Он надел черный шелковый камзол (у него появился уже этот камзол), черные чулки, башмаки с черными пряжками, пудреный парик и кружевное жабо и в нанятой Даниловым карете отправился в дом старухи Олуньевой, где жила Наташа.

На козлах важно и гордо восседал Кузьма в ливрее и треугольной траурной шляпе. Иволгин предлагал свои услуги стать на запятки тоже в виде лакея, причем уверял, что так изменит свое лицо, что никто не узнает его; но Чарыков-Ордынский отклонил это предложение.

Надо было видеть, с каким торжеством Данилов, видевший ливрейных лакеев в передней своего бывшего командира Густава Бирона, раскрыл дверь швейцарской олуньевского дома и возвестил громогласно:

– Его сиятельство князь Чарыков-Ордынский!

Олуньевские лакеи засуетились (старик Григорий Иванович уехал в деревню с теткой Наташи), побежали наверх докладывать, и один из них чуть ли не бегом вернулся назад, издали уже сообщая, что «просят пожаловать».
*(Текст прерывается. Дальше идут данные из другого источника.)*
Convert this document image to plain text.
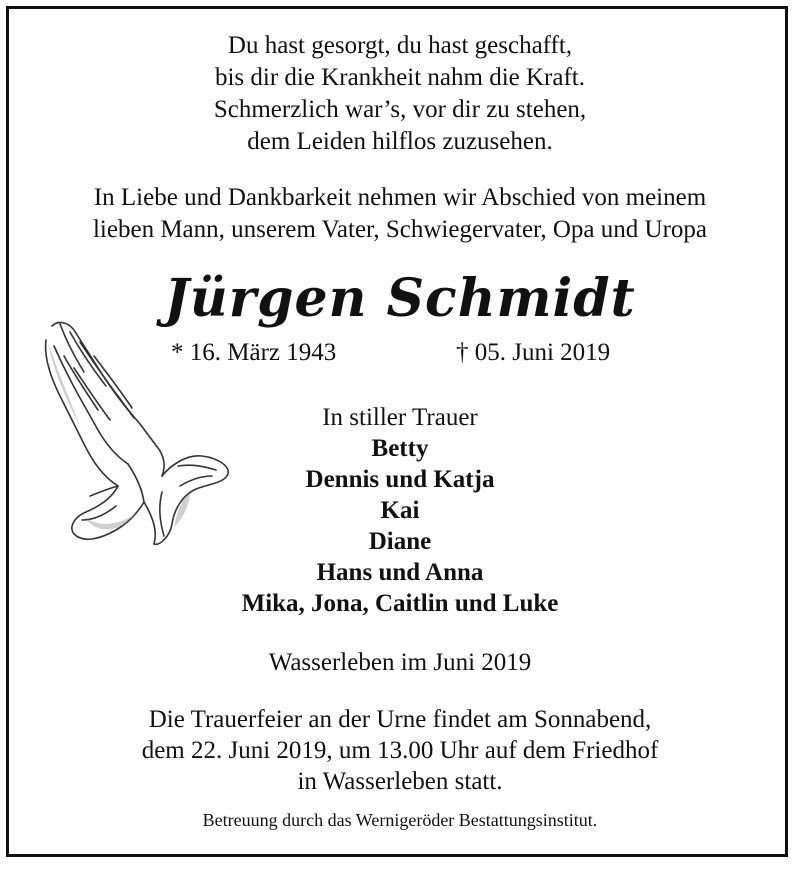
Du hast gesorgt, du hast geschafft,
bis dir die Krankheit nahm die Kraft.
Schmerzlich war’s, vor dir zu stehen,
dem Leiden hilflos zuzusehen.
In Liebe und Dankbarkeit nehmen wir Abschied von meinem
lieben Mann, unserem Vater, Schwiegervater, Opa und Uropa
Jürgen Schmidt
* 16. März 1943	† 05. Juni 2019
In stiller Trauer
Betty
Dennis und Katja
Kai
Diane
Hans und Anna
Mika, Jona, Caitlin und Luke
Wasserleben im Juni 2019
Die Trauerfeier an der Urne findet am Sonnabend,
dem 22. Juni 2019, um 13.00 Uhr auf dem Friedhof
in Wasserleben statt.
Betreuung durch das Wernigeröder Bestattungsinstitut.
Давно-давно не видал Чарыков-Ордынский той обстановки изящества и роскоши, в которую он входил теперь. Лаковые ступени лестницы с высоким канделябром, большой зал с лепниной по стенам и потолку, с золоченою мебелью, огромными зеркалами, широкою люстрой со стеклянными подвесками и большими окнами, завешенными красным штофом, лоснящийся, глянцевитый паркет живо напомнили ему далекие детские годы, когда большой богатый дом его родителей был так же полон слугами. И это воспоминание детства, и воздух роскоши, который охватил его, а вместе с тем возможность увидеть сейчас Наташу вдруг обдали его таким счастьем и радостью, что он должен был приостановиться на пороге, чтобы снова овладеть собою.

В это время справа из гостиной послышалось шуршание шелкового платья – мягкий ковер заглушал шаги, затем по паркету застучали маленькие каблучки, и Наташа растерянно-быстро, с нескрываемым испугом приблизилась к Чарыкову-Ордынскому.

 

– Что вы делаете? – заговорила она. – Я не ждала вас так прямо, открыто… Я думала, что вы через калитку как-нибудь… Ведь вас могут увидеть!

Это ее беспокойство за него было приятно князю Борису. Он улыбнулся светлою, счастливою улыбкою и ответил ей, что если бы его кто-нибудь и увидел, то, во всяком случае, не узнал бы в нем того князя Ордынского, которого разыскивали.

Наташа искоса остановила на нем глаза и, не сказав ему больше ни слова, повела его в гостиную.

Когда они вошли туда, она была уже совершенно другою. Теперь это была строгая и холодная, полная собственного достоинства женщина, у которой словно не бывало тех разгоревшихся глаз и вспыхнувших щек, с какими она вышла к мужу навстречу в зал. Она села на диван, указав Чарыкову-Ордынскому на довольно далекое от себя кресло, сложила руки и вопросительно-строго взглянула на князя, как бы задавая ему тот же самый вопрос, который он сделал ей в Летнем саду: «Вы желали меня видеть? Что вам угодно?»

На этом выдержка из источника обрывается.